Estimating the Number of Contributors to Forensic DNA Mixtures: Does Maximum Likelihood Perform Better Than Maximum Allele Count?
Article first published online: 14 SEP 2010
© 2010 American Academy of Forensic Sciences
Journal of Forensic Sciences
Volume 56, Issue 1, pages 23–28, January 2011
How to Cite
Haned, H., Pène, L., Lobry, J. R., Dufour, A. B. and Pontier, D. (2011), Estimating the Number of Contributors to Forensic DNA Mixtures: Does Maximum Likelihood Perform Better Than Maximum Allele Count?. Journal of Forensic Sciences, 56: 23–28. doi: 10.1111/j.1556-4029.2010.01550.x
- Issue published online: 3 JAN 2011
- Article first published online: 14 SEP 2010
- Received 1 June 2009; and in revised form 31 Oct. 2009; accepted 1 Nov. 2009.
- forensic science;
- DNA typing;
- likelihood estimator;
- STR loci;
- DNA mixtures;
- population subdivision;
- allele count;
- partial profiles
Abstract: Determining the number of contributors to a forensic DNA mixture using maximum allele count is a common practice in many forensic laboratories. In this paper, we compare this method to a maximum likelihood estimator, previously proposed by Egeland et al., that we extend to the cases of multiallelic loci and population subdivision. We compared both methods’ efficiency for identifying mixtures of two to five individuals in the case of uncertainty about the population allele frequencies and partial profiles.

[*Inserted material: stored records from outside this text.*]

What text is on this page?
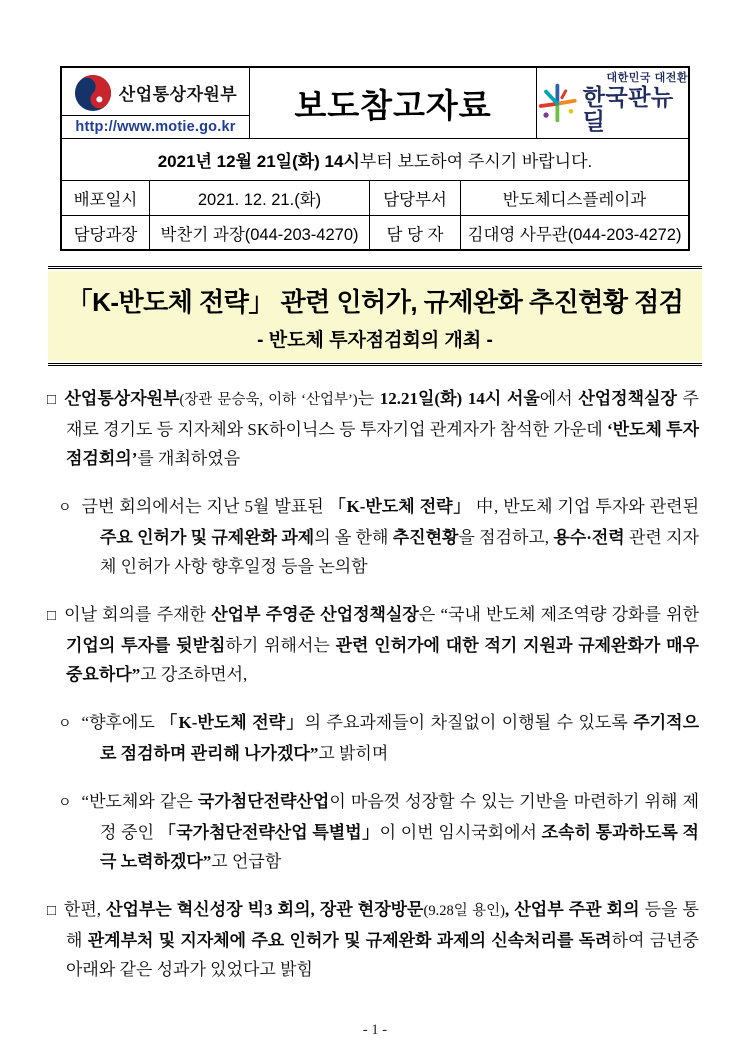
산업통상자원부
http://www.motie.go.kr
보도참고자료
대한민국 대전환
한국판뉴딜
2021년 12월 21일(화) 14시 부터 보도하여 주시기 바랍니다.
배포일시	2021. 12. 21.(화)	담당부서	반도체디스플레이과
담당과장	박찬기 과장(044-203-4270)	담 당 자	김대영 사무관(044-203-4272)
「K-반도체 전략」 관련 인허가, 규제완화 추진현황 점검
- 반도체 투자점검회의 개최 -
□ 산업통상자원부(장관 문승욱, 이하 ‘산업부’)는 12.21일(화) 14시 서울에서 산업정책실장 주재로 경기도 등 지자체와 SK하이닉스 등 투자기업 관계자가 참석한 가운데 ‘반도체 투자점검회의’를 개최하였음
ㅇ 금번 회의에서는 지난 5월 발표된 「K-반도체 전략」 中, 반도체 기업 투자와 관련된 주요 인허가 및 규제완화 과제의 올 한해 추진현황을 점검하고, 용수·전력 관련 지자체 인허가 사항 향후일정 등을 논의함
□ 이날 회의를 주재한 산업부 주영준 산업정책실장은 “국내 반도체 제조역량 강화를 위한 기업의 투자를 뒷받침하기 위해서는 관련 인허가에 대한 적기 지원과 규제완화가 매우 중요하다”고 강조하면서,
ㅇ “향후에도 「K-반도체 전략」의 주요과제들이 차질없이 이행될 수 있도록 주기적으로 점검하며 관리해 나가겠다”고 밝히며
ㅇ “반도체와 같은 국가첨단전략산업이 마음껏 성장할 수 있는 기반을 마련하기 위해 제정 중인 「국가첨단전략산업 특별법」이 이번 임시국회에서 조속히 통과하도록 적극 노력하겠다”고 언급함
□ 한편, 산업부는 혁신성장 빅3 회의, 장관 현장방문(9.28일 용인), 산업부 주관 회의 등을 통해 관계부처 및 지자체에 주요 인허가 및 규제완화 과제의 신속처리를 독려하여 금년중 아래와 같은 성과가 있었다고 밝힘
- 1 -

The proportion of correctly resolved mixtures was >90% for both estimators for two- and three-person mixtures, while likelihood maximization yielded success rates 2- to 15-fold higher for four- and five-person mixtures. Comparable results were obtained in the cases of uncertain allele frequencies and partial profiles. Our results support the use of the maximum likelihood estimator to report the number of contributors when dealing with complex DNA mixtures.